Date Rape, Hate Crimes May Get Hill Attention
Black Issues in Higher Education, Feb 4, 1999 by Charles Dervarics
Date rape and hate crimes affecting college students are the locus of a new legislative initiative from Rep. Sheila Jackson-Lee (D-Texas), a Congressional Black Caucus member.
One of her new bills would raise the maximum penalties for possession and distribution of GHB, a drug implicated in several date rape cases. The bill, H.R. 75, also would increase penalties for Ketamine, another drug targeted by police in sexual assaults.
Jackson-Lee introduced the bill after learning of a date rape case in her district involving drugs, a staff member said. Date-rape drugs are used to incapacitate a victim or affect her ability to recall an incident.

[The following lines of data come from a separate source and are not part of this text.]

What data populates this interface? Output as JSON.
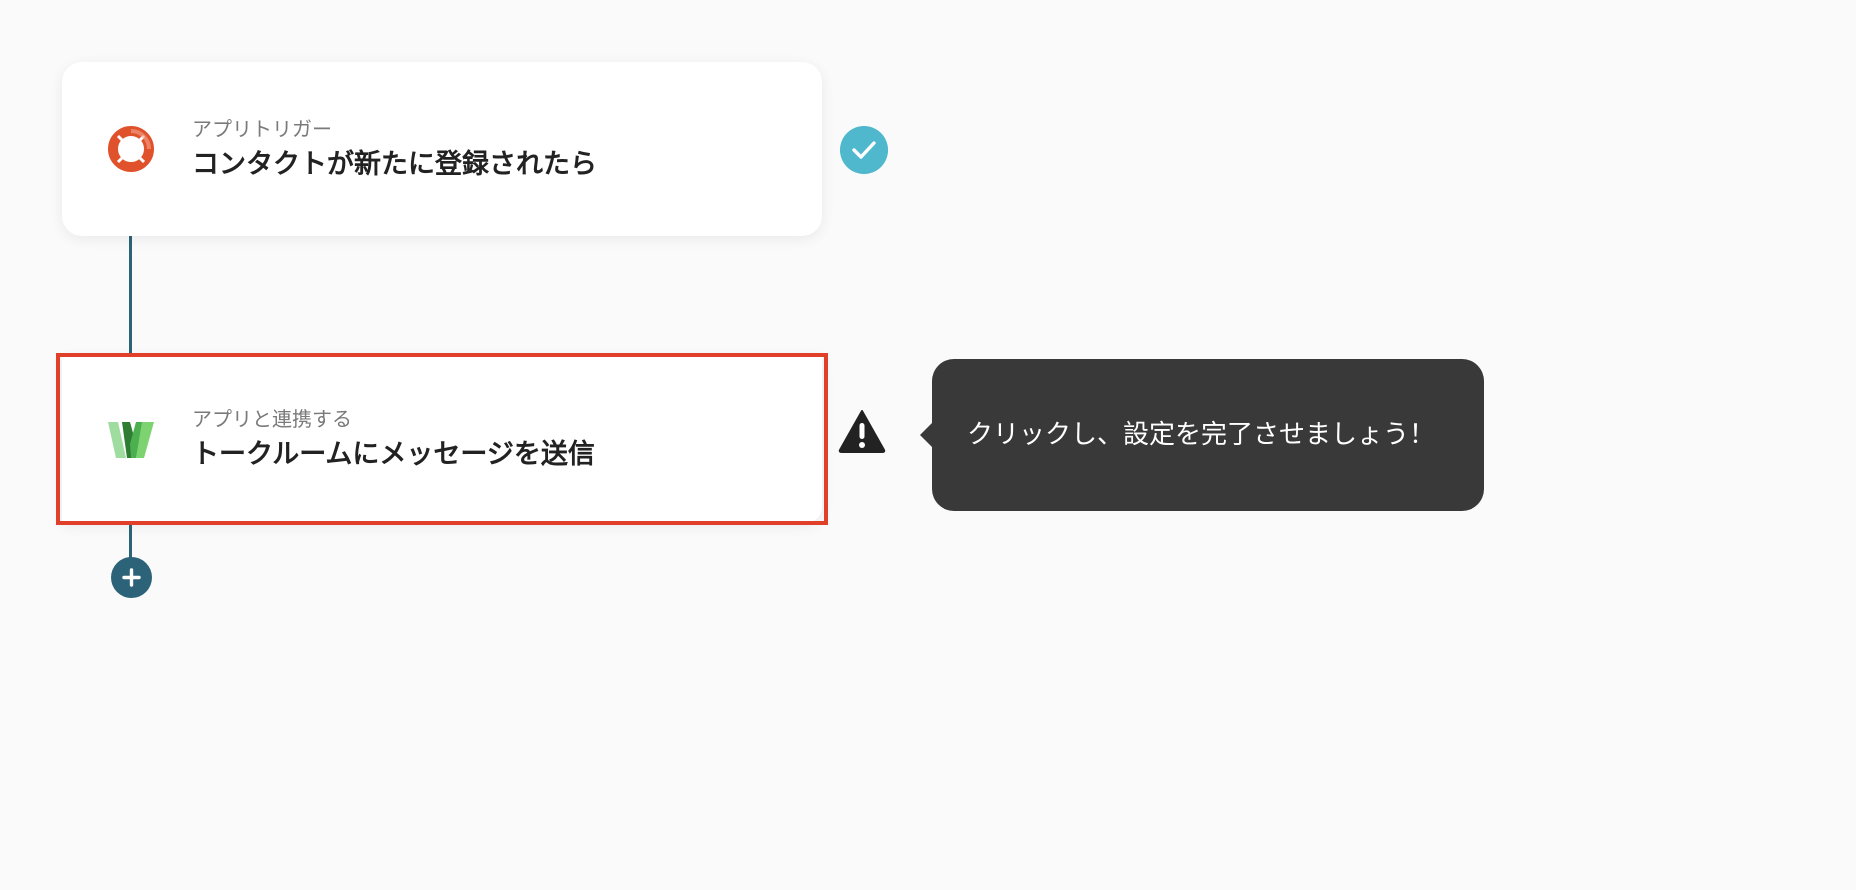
{
  "flow": {
    "steps": [
      {
        "subtitle": "アプリトリガー",
        "title": "コンタクトが新たに登録されたら",
        "icon": "lifebuoy-app-icon",
        "status": "check-icon"
      },
      {
        "subtitle": "アプリと連携する",
        "title": "トークルームにメッセージを送信",
        "icon": "w-app-icon",
        "status": "warning-icon"
      }
    ],
    "tooltip": "クリックし、設定を完了させましょう！",
    "add_step_icon": "plus-icon"
  },
  "colors": {
    "background": "#fafafa",
    "connector": "#2c6378",
    "highlight": "#e0402a",
    "check": "#4fb8cd",
    "tooltip_bg": "#393939",
    "trigger_icon": "#e0522c",
    "action_icon_green": "#4caf50"
  }
}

"There was bipartisan support for this bill last year," says Maurice Houston, a spokesman for Jackson-Lee. But hopes of attaching it to a year-end funding bill ended when Congress was forced by time constraints to enact a large, omnibus bill to fund most government programs.

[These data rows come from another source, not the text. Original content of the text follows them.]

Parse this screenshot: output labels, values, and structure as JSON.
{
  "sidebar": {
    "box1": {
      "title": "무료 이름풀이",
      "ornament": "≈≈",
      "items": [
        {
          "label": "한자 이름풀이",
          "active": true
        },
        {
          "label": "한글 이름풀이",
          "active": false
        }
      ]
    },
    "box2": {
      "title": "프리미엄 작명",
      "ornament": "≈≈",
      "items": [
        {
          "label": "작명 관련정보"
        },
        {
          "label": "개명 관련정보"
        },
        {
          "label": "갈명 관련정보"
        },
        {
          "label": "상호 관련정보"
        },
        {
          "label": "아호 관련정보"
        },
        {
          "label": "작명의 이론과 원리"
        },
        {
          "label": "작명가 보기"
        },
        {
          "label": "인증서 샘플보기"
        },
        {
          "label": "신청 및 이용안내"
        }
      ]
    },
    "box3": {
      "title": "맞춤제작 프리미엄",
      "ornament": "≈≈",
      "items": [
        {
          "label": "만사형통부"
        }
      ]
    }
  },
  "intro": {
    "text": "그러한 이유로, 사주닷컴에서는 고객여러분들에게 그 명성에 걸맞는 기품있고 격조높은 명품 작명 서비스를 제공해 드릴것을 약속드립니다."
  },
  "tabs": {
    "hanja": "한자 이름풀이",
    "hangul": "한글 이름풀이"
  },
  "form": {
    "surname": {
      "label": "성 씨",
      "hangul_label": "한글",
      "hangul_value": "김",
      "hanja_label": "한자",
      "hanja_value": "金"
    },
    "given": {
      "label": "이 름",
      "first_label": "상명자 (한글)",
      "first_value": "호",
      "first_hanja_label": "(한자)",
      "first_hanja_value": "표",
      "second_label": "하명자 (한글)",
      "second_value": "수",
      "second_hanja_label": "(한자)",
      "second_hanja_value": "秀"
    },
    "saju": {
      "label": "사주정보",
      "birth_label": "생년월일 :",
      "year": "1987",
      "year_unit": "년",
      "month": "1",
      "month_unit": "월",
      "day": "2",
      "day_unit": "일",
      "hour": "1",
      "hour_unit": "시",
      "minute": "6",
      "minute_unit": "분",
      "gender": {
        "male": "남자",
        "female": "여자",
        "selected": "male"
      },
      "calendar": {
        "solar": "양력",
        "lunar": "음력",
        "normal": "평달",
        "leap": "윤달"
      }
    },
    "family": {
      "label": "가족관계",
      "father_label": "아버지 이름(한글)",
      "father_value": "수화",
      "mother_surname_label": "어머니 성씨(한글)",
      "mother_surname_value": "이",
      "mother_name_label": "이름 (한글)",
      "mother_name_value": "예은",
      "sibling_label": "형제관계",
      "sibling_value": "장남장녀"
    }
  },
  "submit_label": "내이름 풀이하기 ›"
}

The second bill, the Hate Crimes Prevention Act of 1999, would impose stricter jail terms on those convicted of serious crimes that also involve acts of hate based on a victim's race, religion, gender, or sexual orientation.
The hate crime bill is a priority for many higher education organizations in the wake of Matthew Shepard's death, said Jamie Pueschel, legislative director for the United States Student Association. Shepard was a University of Wyoming student who police say was attacked and murdered in part because he was gay.
"A lot of education groups are getting behind the plan this year" in hopes of enactment, Pueschel says.
In Jackson-Lee's home state last year, an African American also was the victim of an apparent hate crime when he was tied to a truck and dragged to his death.